This is a blog post supplementing the project The System showcased as part of my portfolio. If you wanted to instead look at the project itself, you can find that here.
As part of a course at my University, we were asked to make a game using one of the game engines we were introduced to as part of the course. The theme was supposed to be revolving around gender issues, diversity, accessibility, etc as that was what the course was about. We had to choose between Bitsy, Scratch, Twine, Pico-8 and Commodore 64. We decided to go with Twine as we wanted to focus more on the narrative than the aesthetic aspects of the game.

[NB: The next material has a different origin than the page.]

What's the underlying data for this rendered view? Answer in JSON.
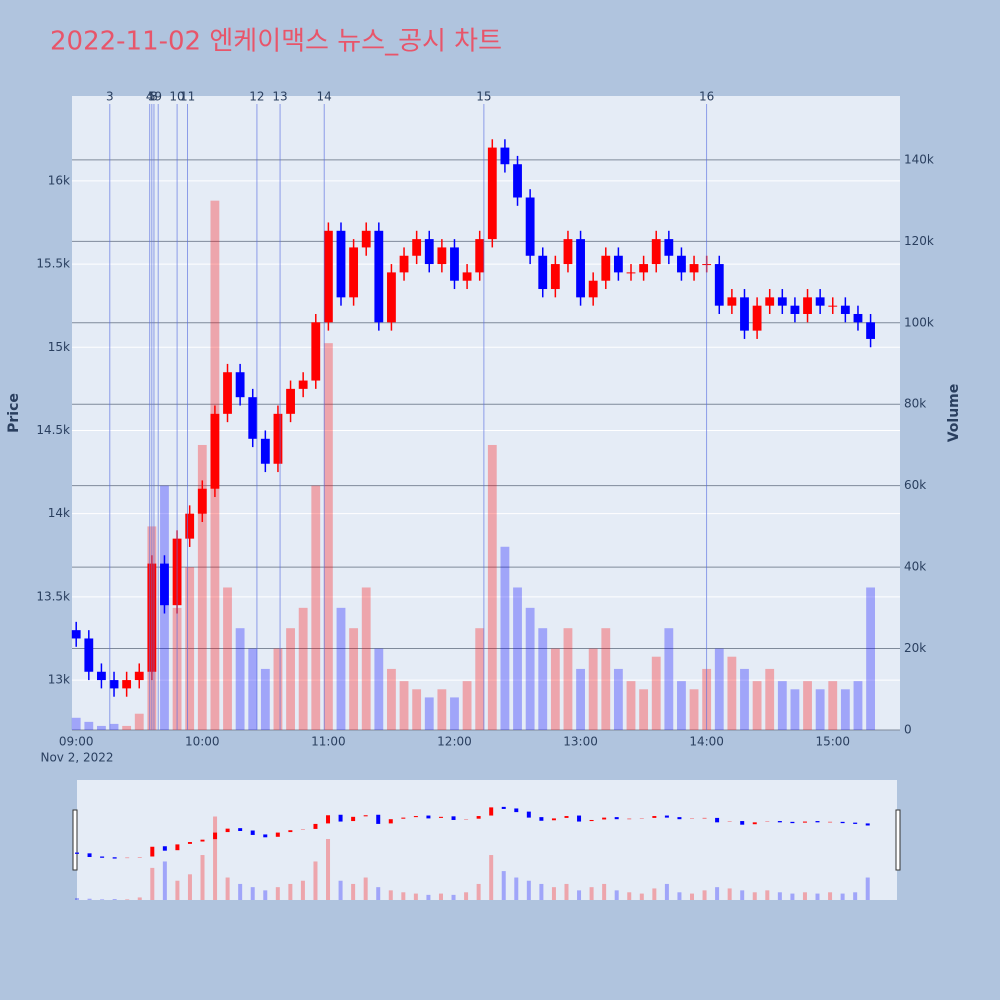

Since the topic was open-ended, we went with a game in which the player had to play as a Dissociative Identity Disorder (DID) system, in hopes to raise awareness about DID. We chose this topic since we knew that other groups in the course would be focusing on topics related to gender or diversity and we wanted to showcase something that perhaps not a lot of people know about.
I, myself, wasn’t aware of DID before I started working on this game, So my teammate had to guide me through what it is and how Systems funciton. We laid out a plot together, and split it up into two parts. We worked on the parts individually and at the end, we reviewed each others texts to make revisions or to polish them, and just to check for any mistakes the other might have missed.

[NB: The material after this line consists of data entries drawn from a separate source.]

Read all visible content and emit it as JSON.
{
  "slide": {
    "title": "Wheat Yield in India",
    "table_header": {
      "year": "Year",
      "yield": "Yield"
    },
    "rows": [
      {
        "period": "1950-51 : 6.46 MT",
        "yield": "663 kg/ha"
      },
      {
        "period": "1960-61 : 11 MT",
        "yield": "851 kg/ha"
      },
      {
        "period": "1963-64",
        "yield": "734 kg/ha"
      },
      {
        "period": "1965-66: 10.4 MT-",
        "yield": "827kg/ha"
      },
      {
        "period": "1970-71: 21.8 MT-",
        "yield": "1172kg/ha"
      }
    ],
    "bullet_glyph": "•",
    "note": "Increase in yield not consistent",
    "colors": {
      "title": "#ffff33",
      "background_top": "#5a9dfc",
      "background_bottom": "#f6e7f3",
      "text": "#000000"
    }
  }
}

It ended up being a well-received game and I think we succeeded in our goal to make others aware of DID, even if it was only for a small group of 25 people.
What I learnt
I was generally never good at writing stories, or using words to express what I had in my mind. I learnt quite a lot about how they are structured and what common mistakes some beginner writers make. I realised that my writing included a lot of showing and telling and my teammate helped correct a lot of those phrases into just showing, and not telling. I do believe my writing has improved since then, however my basic instinct is to still write in a very informal way. It might be showing on these blog posts, but I intend to keep the blogs semi-formal regardless.